EXTRACT: "On 10 August  MacAskill and his senior civil servants met a delegation of Libyan officials, including Minister [Abdel Ati] Al-Obeidi. By this time I was desperate. The 90-day time limit for considering the prisoner transfer application had passed and, although I had some vocal public supporters, MacAskill was coming under considerable pressure to reject both applications. After the meeting the Libyan delegation came to the prison to visit me. Obeidi said that, towards the end of the meeting, MacAskill had asked to speak to him in private. Once the others had withdrawn, MacAskill told him it would be easier for him to grant compassionate release if I dropped my appeal. He [MacAskill] said he was not demanding that I do so, but the message seemed to me to be clear. I was legally entitled to continue the appeal, but I could not risk doing so. It meant abandoning my quest for justice."

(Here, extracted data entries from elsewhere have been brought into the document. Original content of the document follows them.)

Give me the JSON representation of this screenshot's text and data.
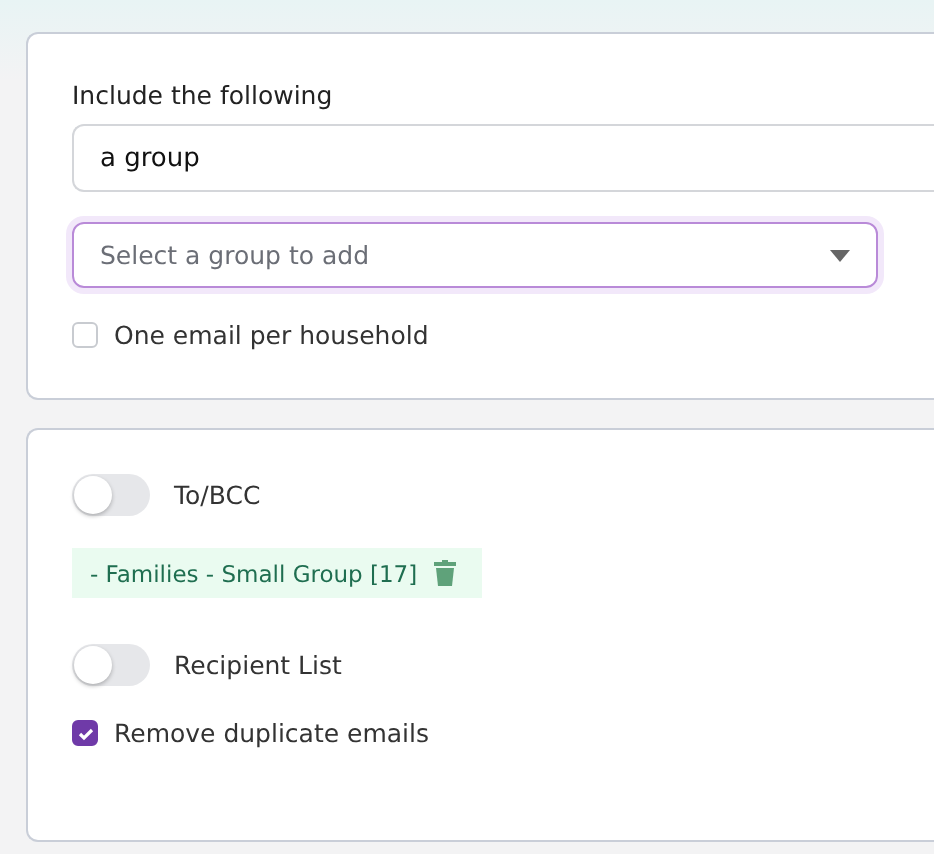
{
  "include": {
    "label": "Include the following",
    "value": "a group",
    "select": {
      "placeholder": "Select a group to add"
    },
    "household": {
      "label": "One email per household",
      "checked": false
    }
  },
  "options": {
    "to_bcc": {
      "label": "To/BCC",
      "on": false
    },
    "groups": [
      {
        "label": "- Families - Small Group [17]"
      }
    ],
    "recipient_list": {
      "label": "Recipient List",
      "on": false
    },
    "remove_duplicates": {
      "label": "Remove duplicate emails",
      "checked": true
    }
  }
}
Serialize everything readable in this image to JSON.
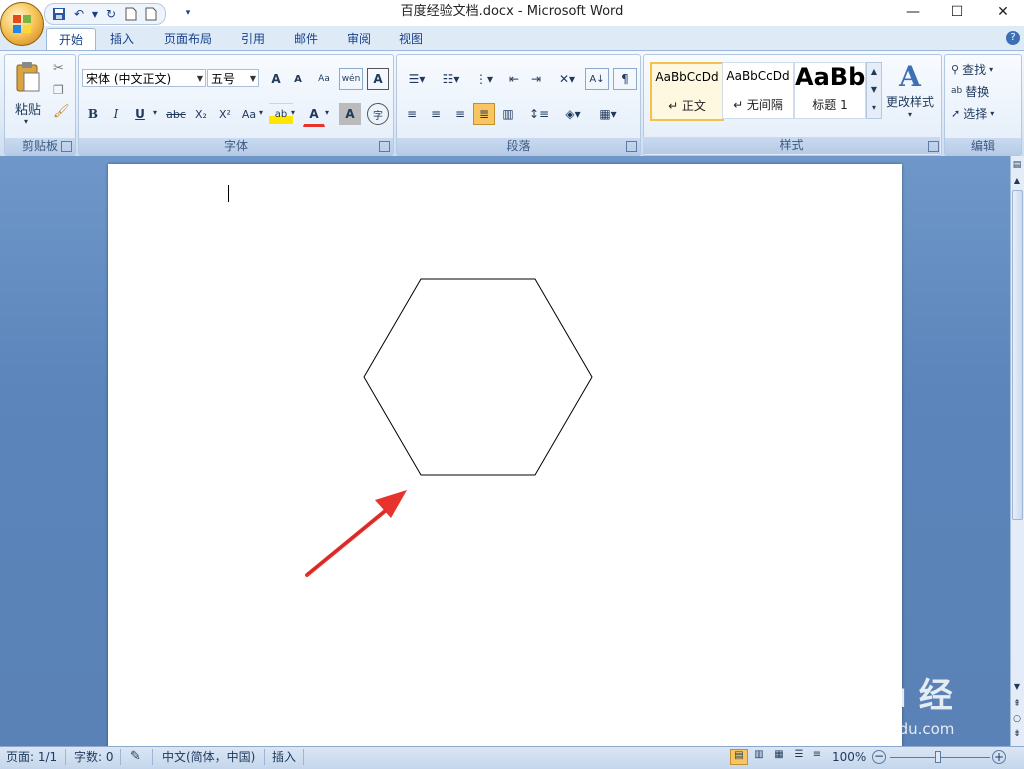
{
  "window": {
    "title": "百度经验文档.docx - Microsoft Word",
    "minimize": "—",
    "maximize": "☐",
    "close": "✕"
  },
  "tabs": [
    "开始",
    "插入",
    "页面布局",
    "引用",
    "邮件",
    "审阅",
    "视图"
  ],
  "ribbon": {
    "clipboard": {
      "label": "剪贴板",
      "paste": "粘贴"
    },
    "font": {
      "label": "字体",
      "font_name": "宋体 (中文正文)",
      "font_size": "五号",
      "bold": "B",
      "italic": "I",
      "underline": "U",
      "strike": "abc",
      "subscript": "X₂",
      "superscript": "X²",
      "change_case": "Aa",
      "grow": "A",
      "shrink": "A",
      "phonetic": "wén",
      "char_border": "A",
      "char_shading": "A",
      "enclose": "字",
      "font_color": "A",
      "highlight": "ab"
    },
    "paragraph": {
      "label": "段落"
    },
    "styles": {
      "label": "样式",
      "items": [
        {
          "sample": "AaBbCcDd",
          "name": "↵ 正文"
        },
        {
          "sample": "AaBbCcDd",
          "name": "↵ 无间隔"
        },
        {
          "sample": "AaBb",
          "name": "标题 1"
        }
      ],
      "change_styles": "更改样式"
    },
    "editing": {
      "label": "编辑",
      "find": "查找",
      "replace": "替换",
      "select": "选择"
    }
  },
  "statusbar": {
    "page": "页面: 1/1",
    "words": "字数: 0",
    "language": "中文(简体，中国)",
    "mode": "插入",
    "zoom": "100%"
  },
  "watermark": {
    "brand": "Bai du 经验",
    "site": "jingyan.baidu.com"
  },
  "colors": {
    "accent": "#15428b",
    "arrow": "#e8322e",
    "highlight_active": "#f9c560"
  }
}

LUCY ADAMS VERDICT: Mr MacAskill, who was not contacted in advance of today's book publication, has always said he could not interfere in the judicial process. If Megrahi's version of events is true, it will prove very damaging to the minister, who has repeatedly distanced himself from any appeal which, if it had gone ahead, could have been a massive embarrassment to the Scottish legal system. The Scottish Criminal Cases Review Commission had already found six grounds on which Megrahi’s conviction was potentially unsafe.